Die
Tagesordnung in der Türkei:
Staat
und gesellschaftliche Demokratie
Ohne
die türkische Gesellschaft und ihre jüngere Geschichte vor dem
Hintergrund demokratischer Theorien zu analysieren, können die Lösungspakete
für eine Demokratie, die in der letzten Zeit häufig auf die
Tagesordnung gebracht werden, nicht verstanden werden. Sonst würden
die Probleme noch komplizierter statt durchschaubarer.
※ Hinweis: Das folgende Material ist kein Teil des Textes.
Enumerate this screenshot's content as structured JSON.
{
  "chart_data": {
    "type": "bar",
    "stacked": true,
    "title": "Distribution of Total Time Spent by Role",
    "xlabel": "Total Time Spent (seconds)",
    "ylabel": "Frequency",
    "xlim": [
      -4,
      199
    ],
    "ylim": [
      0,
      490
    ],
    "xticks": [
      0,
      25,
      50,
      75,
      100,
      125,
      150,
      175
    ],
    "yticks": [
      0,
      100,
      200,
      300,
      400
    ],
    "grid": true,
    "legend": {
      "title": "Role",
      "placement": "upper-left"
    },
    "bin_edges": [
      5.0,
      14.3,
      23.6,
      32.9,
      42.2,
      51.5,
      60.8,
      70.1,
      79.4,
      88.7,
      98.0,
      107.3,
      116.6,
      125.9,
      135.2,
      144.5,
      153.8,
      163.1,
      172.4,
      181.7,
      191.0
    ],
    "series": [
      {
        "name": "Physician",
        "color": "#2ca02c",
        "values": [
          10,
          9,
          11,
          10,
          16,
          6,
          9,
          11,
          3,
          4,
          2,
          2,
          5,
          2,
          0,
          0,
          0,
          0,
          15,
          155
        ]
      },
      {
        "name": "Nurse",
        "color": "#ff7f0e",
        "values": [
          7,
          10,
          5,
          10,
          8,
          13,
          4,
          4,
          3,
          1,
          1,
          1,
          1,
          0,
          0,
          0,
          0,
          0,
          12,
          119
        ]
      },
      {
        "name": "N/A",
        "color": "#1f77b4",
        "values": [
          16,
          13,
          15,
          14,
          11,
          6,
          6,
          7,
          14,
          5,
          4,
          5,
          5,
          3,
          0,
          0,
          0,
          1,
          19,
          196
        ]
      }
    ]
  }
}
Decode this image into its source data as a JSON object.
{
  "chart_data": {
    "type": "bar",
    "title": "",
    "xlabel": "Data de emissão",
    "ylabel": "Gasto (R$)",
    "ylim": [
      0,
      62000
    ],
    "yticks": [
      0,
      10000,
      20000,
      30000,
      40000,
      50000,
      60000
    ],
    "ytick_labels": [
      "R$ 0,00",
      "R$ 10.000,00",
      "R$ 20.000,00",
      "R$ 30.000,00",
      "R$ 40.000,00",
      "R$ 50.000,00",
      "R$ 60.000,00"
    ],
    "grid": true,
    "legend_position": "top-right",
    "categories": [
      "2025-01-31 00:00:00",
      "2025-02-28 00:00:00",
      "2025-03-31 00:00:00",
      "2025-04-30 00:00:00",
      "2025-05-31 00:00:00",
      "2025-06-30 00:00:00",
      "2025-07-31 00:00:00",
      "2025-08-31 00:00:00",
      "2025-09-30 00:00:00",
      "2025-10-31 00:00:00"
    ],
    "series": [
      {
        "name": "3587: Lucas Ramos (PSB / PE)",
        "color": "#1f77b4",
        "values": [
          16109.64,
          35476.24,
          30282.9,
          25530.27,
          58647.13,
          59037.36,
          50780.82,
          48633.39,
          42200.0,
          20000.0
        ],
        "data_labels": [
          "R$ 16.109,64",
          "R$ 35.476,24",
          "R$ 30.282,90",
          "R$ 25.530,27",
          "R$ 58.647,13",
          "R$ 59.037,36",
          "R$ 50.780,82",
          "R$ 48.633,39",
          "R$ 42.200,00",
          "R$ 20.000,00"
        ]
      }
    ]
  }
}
Folgende Faktoren führten zum Zusammenbruch des Osmanischen Reiches:
Es konnte sich nicht zu einer Macht in der Art Großbritanniens oder
Russlands entwickeln; es erlaubte keine demokratische Entwicklung seiner
Strukturen; die Macht des Sultans konnte nicht von den Feudalherren und
Fürsten im Sinne des Fortschritts eingeschränkt werden; die
schwachen Versuche von Tanzimat* und Mesrutiyet**
waren von prinzipienlosem und putschistischem Charakter und deshalb nur
von kurzer Lebensdauer.
In derselben Epoche erlebte die Demokratie große Entwicklungen in
allen europäischen Staaten und in deren gesellschaftlichen und politischen
Philosophien. Es waren die demokratischen Bewegungen, welche die großen
Strömungen bildeten. Dagegen bemühten sich die Jungtürken
und später auch die Intellektuellen von Mesrutiyet, gegen den Strom
zu schwimmen, indem sie den antidemokratischen Osmanismus, Panislamismus
und Turanismus unterstützten.
Die Republik wurde nach dem Zerfall des Osmanischen Reiches am Ende des
Ersten Weltkriegs gegründet. Ihre Entstehung hängt eng zusammen
mit der praktischen Führung und der realistischen politischen Auffassung
des Mustafa Kemal. Auch wenn er keine philosophische und ideologische
Tiefe hatte, hat er jedoch durch seine im Krieg ausgeprägte Persönlichkeit,
seine hohe Sensibilität und Initiative erkannt, was zur Gründung
der Republik in welchem Maße erforderlich und zu verwirklichen ist.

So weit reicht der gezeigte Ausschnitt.